Do deep conditioning treatments
“Use this time to nourish your hair with a deep conditioning treatment. A lot of people simply apply it in the shower on wet hair for a few minutes and call it a day, but that way means that your lengths aren’t getting the full benefits of the product. Think of hair like a sponge, when it’s wet, it’s already full of water and cannot absorb anything more. So to make sure the product is fully absorbed into your locks, towel dry your hair after shampooing and then apply the treatment. Leave it on for 15-20 minutes and then rinse. You’ll see a huge difference.” May we suggest The Let It Go Circle hair mask from Davines, which is designed to boost hydration and revitalize dry and brittle strands?  

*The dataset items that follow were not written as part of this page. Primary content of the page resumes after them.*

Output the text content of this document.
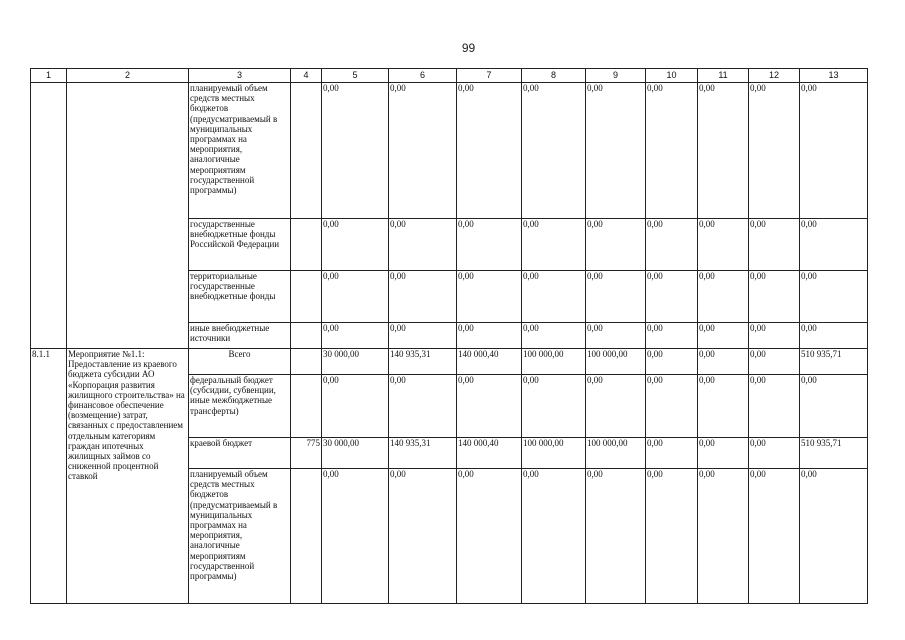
99
1	2	3	4	5	6	7	8	9	10	11	12	13
		планируемый объем средств местных бюджетов (предусматриваемый в муниципальных программах на мероприятия, аналогичные мероприятиям государственной программы)		0,00	0,00	0,00	0,00	0,00	0,00	0,00	0,00	0,00
		государственные внебюджетные фонды Российской Федерации		0,00	0,00	0,00	0,00	0,00	0,00	0,00	0,00	0,00
		территориальные государственные внебюджетные фонды		0,00	0,00	0,00	0,00	0,00	0,00	0,00	0,00	0,00
		иные внебюджетные источники		0,00	0,00	0,00	0,00	0,00	0,00	0,00	0,00	0,00
8.1.1	Мероприятие №1.1: Предоставление из краевого бюджета субсидии АО «Корпорация развития жилищного строительства» на финансовое обеспечение (возмещение) затрат, связанных с предоставлением отдельным категориям граждан ипотечных жилищных займов со сниженной процентной ставкой	Всего		30 000,00	140 935,31	140 000,40	100 000,00	100 000,00	0,00	0,00	0,00	510 935,71
		федеральный бюджет (субсидии, субвенции, иные межбюджетные трансферты)		0,00	0,00	0,00	0,00	0,00	0,00	0,00	0,00	0,00
		краевой бюджет	775	30 000,00	140 935,31	140 000,40	100 000,00	100 000,00	0,00	0,00	0,00	510 935,71
		планируемый объем средств местных бюджетов (предусматриваемый в муниципальных программах на мероприятия, аналогичные мероприятиям государственной программы)		0,00	0,00	0,00	0,00	0,00	0,00	0,00	0,00	0,00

Don’t pick up the scissors
“When you’re bored, it might be tempting to pick up the scissors but, and I can’t stress this enough, don’t trim your own bangs or make any big changes to your hair cut on your own. It will inevitably go wrong and you will end up paying more to get it fixed in the long run. Try out some new hairstyles instead. There are plenty of tutorials on YouTube so experiment a little and get your hair professionally cut once it’s safe to do so.”

 Don’t over wash
“The more you wash your strands, the more you strip the scalp of its natural oils, and that in turn makes the scalp produce even more oil, which causes you to wash your hair more often — and the cycle goes on and on. Now is the perfect opportunity to give your lengths a break and cut down on the washing. Your hair might get oily, but once the adjustment period is over, you will notice that it will require less frequent washing.”

Do try scalp treatments
“Too often, we pay attention to the lengths of our hair and give our scalp no attention. But caring for your scalp improves the overall health of your tresses, stimulates hair growth and gets rid of dandruff due to product buildup. Scalp treatments range from serums to salt scrubs, so pick a product that suits your hair needs. Le Labo's basil-scented Scrub Shampoo uses black sea salt and menthol to clear away dirt and cool scalps down.”